I hoped that ModbusTCP will be quite resilient when it comes to losing signal - as soon as signal is back I would have hoped for restoring of communication.
I can ping all antennae and all X20BC0087 modules.
All was working well until I have tested turning off the omni antenna for a few minutes.
I would have thought that master picks up the connection automatically. Did you check the logger for any information? What Automation Studio Version and Runtime Version are you using?
After the “plug and play” timer expires the master should try to reestablish communication - normally there is no need to restart Modbus (which is even not possible) or the PLC
Logger shows last error regarding station 4 (the watchdog - timeout one) from 2 days ago. Since then we have occasional errors on station 5 and 6 when they are blocked by car or people, but nothing obvious that would really jump out on me.
Since the station is offline in AS resetting the bus controller will not work. When the station comes back after power cycle, it seems that the problem is on the bus controller side. Can you please download this tool and check if the bus controller would still connect to it when the PLC says its offline.
Surprisingly, I lost one of the three stations again, even after restart. This never happened before the OMNI antenna reset, which is something I will need to investigate.
ModbusTCP Toolbox shows this on a working device:
And this on dead device. So it seems that the BC0087 is locked waiting for ACK packet which got lost on the way, times out its watchdog and then never restarts.
I have enabled advanced slave monitoring on the working devices, seems that occasionally they lose comms. The RefreshTimeoutCnt tends to count up couple hundred points each time a timeout happens.
So the issue does not seem to be on the PLC side. Are you sure that the connection is not permanently interrupted? Do you restart the antenna or just the bus controller?
If this issue happens again, please try to ping the bus controller and see if it responds. If it does not, then it’s most likely the connection that is interrupted.
I would also recommend increasing the polling interval from 100ms to 200ms or at least 3 times the worst case ping response when you run 100 pings.
Your firmware on the bus controller is not the very latest, but I doubt that this is the issue.
At this point I have restarted everything in the pipeline - PLC, main antenna, three small antennae, three BC0087 controllers. Today morning all of them were dead again.
I do not blame BC0087, since they never had this issue before the omni antenna restart. I am not sure where to go from now, I went to restart the easiest to access module and then connected via ModbusTCP Toolbox to change watchdog timeout to 60000ms.
Strangely, when I pull ethernet from a working module, it goes to double red blink (watchdog error), but after reconnection it resets and works again.
I think we have to take this step by step. We have to figure out if it’s a problem of the antenna or the bus controller. Increasing the watchdog may make the issue less often, but it may not disappear. So when you loose connection, can you ping the bus controller? Does the connection come back when you just restart the antenna?

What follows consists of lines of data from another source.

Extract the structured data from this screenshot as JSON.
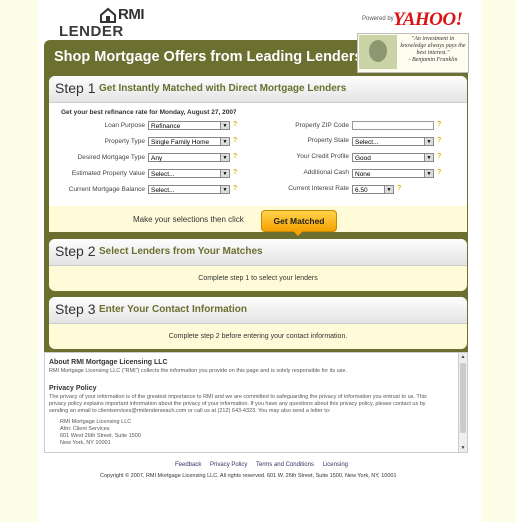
{
  "brand": {
    "logo_top": "RMI",
    "logo_bottom": "LENDER SEARCH",
    "powered_by": "Powered by",
    "partner": "YAHOO!"
  },
  "banner": {
    "title": "Shop Mortgage Offers from Leading Lenders",
    "quote": "\"An investment in knowledge always pays the best interest.\"",
    "quote_author": "- Benjamin Franklin"
  },
  "step1": {
    "num": "Step 1",
    "title": "Get Instantly Matched with Direct Mortgage Lenders",
    "subtitle": "Get your best refinance rate for Monday, August 27, 2007",
    "fields_left": [
      {
        "label": "Loan Purpose",
        "value": "Refinance"
      },
      {
        "label": "Property Type",
        "value": "Single Family Home"
      },
      {
        "label": "Desired Mortgage Type",
        "value": "Any"
      },
      {
        "label": "Estimated Property Value",
        "value": "Select..."
      },
      {
        "label": "Current Mortgage Balance",
        "value": "Select..."
      }
    ],
    "fields_right": [
      {
        "label": "Property ZIP Code",
        "value": ""
      },
      {
        "label": "Property State",
        "value": "Select..."
      },
      {
        "label": "Your Credit Profile",
        "value": "Good"
      },
      {
        "label": "Additional Cash",
        "value": "None"
      },
      {
        "label": "Current Interest Rate",
        "value": "6.50"
      }
    ],
    "cta_text": "Make your selections then click",
    "cta_button": "Get Matched"
  },
  "step2": {
    "num": "Step 2",
    "title": "Select Lenders from Your Matches",
    "note": "Complete step 1 to select your lenders"
  },
  "step3": {
    "num": "Step 3",
    "title": "Enter Your Contact Information",
    "note": "Complete step 2 before entering your contact information."
  },
  "legal": {
    "about_heading": "About RMI Mortgage Licensing LLC",
    "about_text": "RMI Mortgage Licensing LLC (\"RMI\") collects the information you provide on this page and is solely responsible for its use.",
    "privacy_heading": "Privacy Policy",
    "privacy_text_1": "The privacy of your information is of the greatest importance to RMI and we are committed to safeguarding the privacy of information you entrust to us. This",
    "privacy_text_2": "privacy policy explains important information about the privacy of your information. If you have any questions about this privacy policy, please contact us by",
    "privacy_text_3": "sending an email to clientservices@rmilenderseach.com or call us at (212) 643-4323. You may also send a letter to:",
    "address": [
      "RMI Mortgage Licensing LLC",
      "Attn: Client Services",
      "601 West 26th Street, Suite 1500",
      "New York, NY 10001"
    ]
  },
  "footer": {
    "links": [
      "Feedback",
      "Privacy Policy",
      "Terms and Conditions",
      "Licensing"
    ],
    "copyright": "Copyright © 2007, RMI Mortgage Licensing LLC. All rights reserved. 601 W. 26th Street, Suite 1500, New York, NY, 10001"
  }
}
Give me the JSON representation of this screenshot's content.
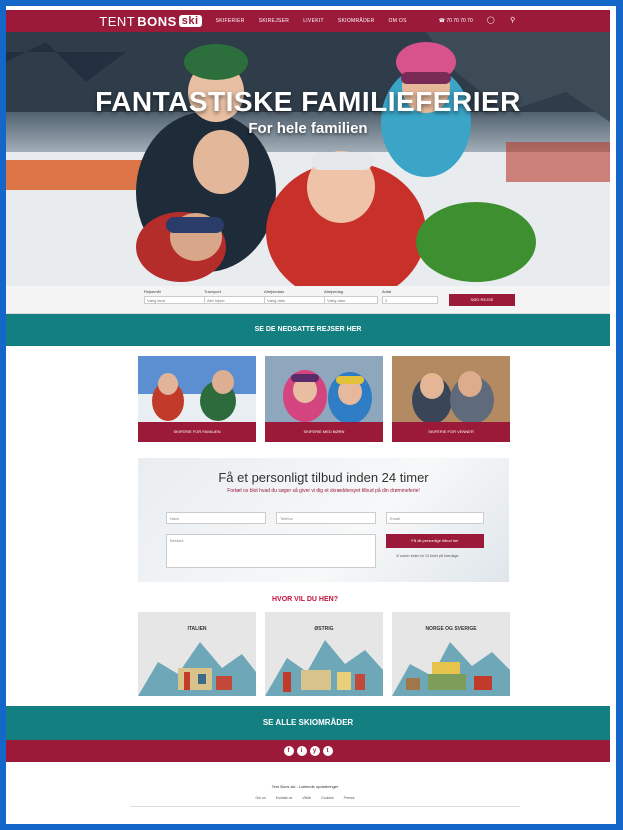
{
  "header": {
    "logo_a": "TENT",
    "logo_b": "BONS",
    "logo_ski": "ski",
    "nav": [
      "SKIFERIER",
      "SKIREJSER",
      "LIVEKIT",
      "SKIOMRÅDER",
      "OM OS"
    ],
    "phone": "☎ 70 70 70 70"
  },
  "hero": {
    "title": "FANTASTISKE FAMILIEFERIER",
    "subtitle": "For hele familien"
  },
  "search": {
    "fields": [
      {
        "label": "Rejsemål",
        "value": "Vælg land"
      },
      {
        "label": "Transport",
        "value": "Alle rejser"
      },
      {
        "label": "Afrejsedato",
        "value": "Vælg dato"
      },
      {
        "label": "Afrejsedag",
        "value": "Vælg dato"
      },
      {
        "label": "Antal",
        "value": "2"
      }
    ],
    "button": "SØG REJSE"
  },
  "band1": "SE DE NEDSATTE REJSER HER",
  "cards": [
    {
      "caption": "SKIFERIE FOR FAMILIEN"
    },
    {
      "caption": "SKIFERIE MED BØRN"
    },
    {
      "caption": "SKIFERIE FOR VENNER"
    }
  ],
  "offer": {
    "title": "Få et personligt tilbud inden 24 timer",
    "subtitle": "Fortæl os blot hvad du søger så giver vi dig et skræddersyet tilbud på din drømmeferie!",
    "name_placeholder": "Navn",
    "phone_placeholder": "Telefon",
    "email_placeholder": "Email",
    "message_placeholder": "Besked",
    "button": "Få dit personlige tilbud her",
    "note": "Vi svarer inden for 24 timer på hverdage"
  },
  "destinations": {
    "heading": "HVOR VIL DU HEN?",
    "items": [
      "ITALIEN",
      "ØSTRIG",
      "NORGE OG SVERIGE"
    ]
  },
  "band2": "SE ALLE SKIOMRÅDER",
  "social": [
    "f",
    "i",
    "y",
    "t"
  ],
  "footer": {
    "title": "Tent Bons ski - Løbende opdateringer",
    "links": [
      "Om os",
      "Kontakt os",
      "Vilkår",
      "Cookies",
      "Presse"
    ]
  },
  "colors": {
    "brand": "#9b1a3a",
    "teal": "#137f80",
    "accent_red": "#c4123a"
  }
}
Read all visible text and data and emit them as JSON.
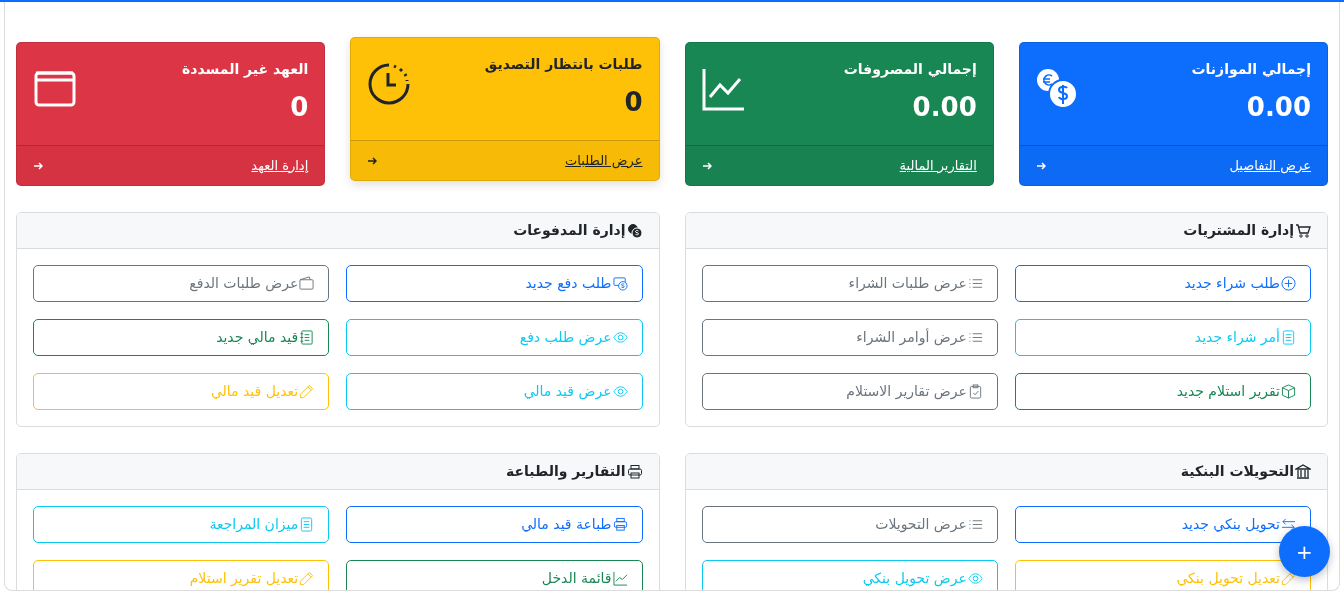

Strangely, when I pull ethernet from a working module, it goes to double red blink (watchdog error), but after reconnection it resets and works again.
Why is that strange? Its what I would expect to happen.
Exactly, I would expect the same and it works correctly, which makes the debugging harder.
Today morning the module with increased watchdog time was dead again.
I can still ping it, but does not respond to any Modbus commands.
Currently all three modules are dead again.
I am still suspecting the antenna, since it was the only thing that was changed recently - my colleague turned it off, cut the PoE cable at a wrong place, so crimped two RJ45s and used female-female coupling and then turned it on.
With view of this, I turned off the antenna, cut and recrimped the two new connections just in case.
Then I went to restart all three modules, since they did not come back up by themselves.
And here I am sitting at the ping monitor and observing how the omni antenna occasionally can’t be pinged. There is only wired connection sitting between it and my laptop.
When the bus controller fails the next time, can you try to connect a cable directly to it and check if you can connect then. I would also recommend that you change the polling cycle from 100ms to 200ms.
There is an alternative modbus solution based on an open source project. I am not sure if it makes a difference, but you could give it a try.
Thanks Stephan for all your efforts!
Situation has changed - I shall do that IF it fails next time, not WHEN.
Why? Because being puzzled by the only change being done to antenna and making it actively worse after recrimping, I went for just-in-case firmware upgrade on main antenna and three small ones.
Not a single issue since then, lost three pings out of 8000 and did not care about it at all.
So far all this points to wireless AP issue, nothing to do with B&R. Still makes me wonder why could I ping the blasted things when they did fail, which is something I will definitely test by direct connection if this ever happens again.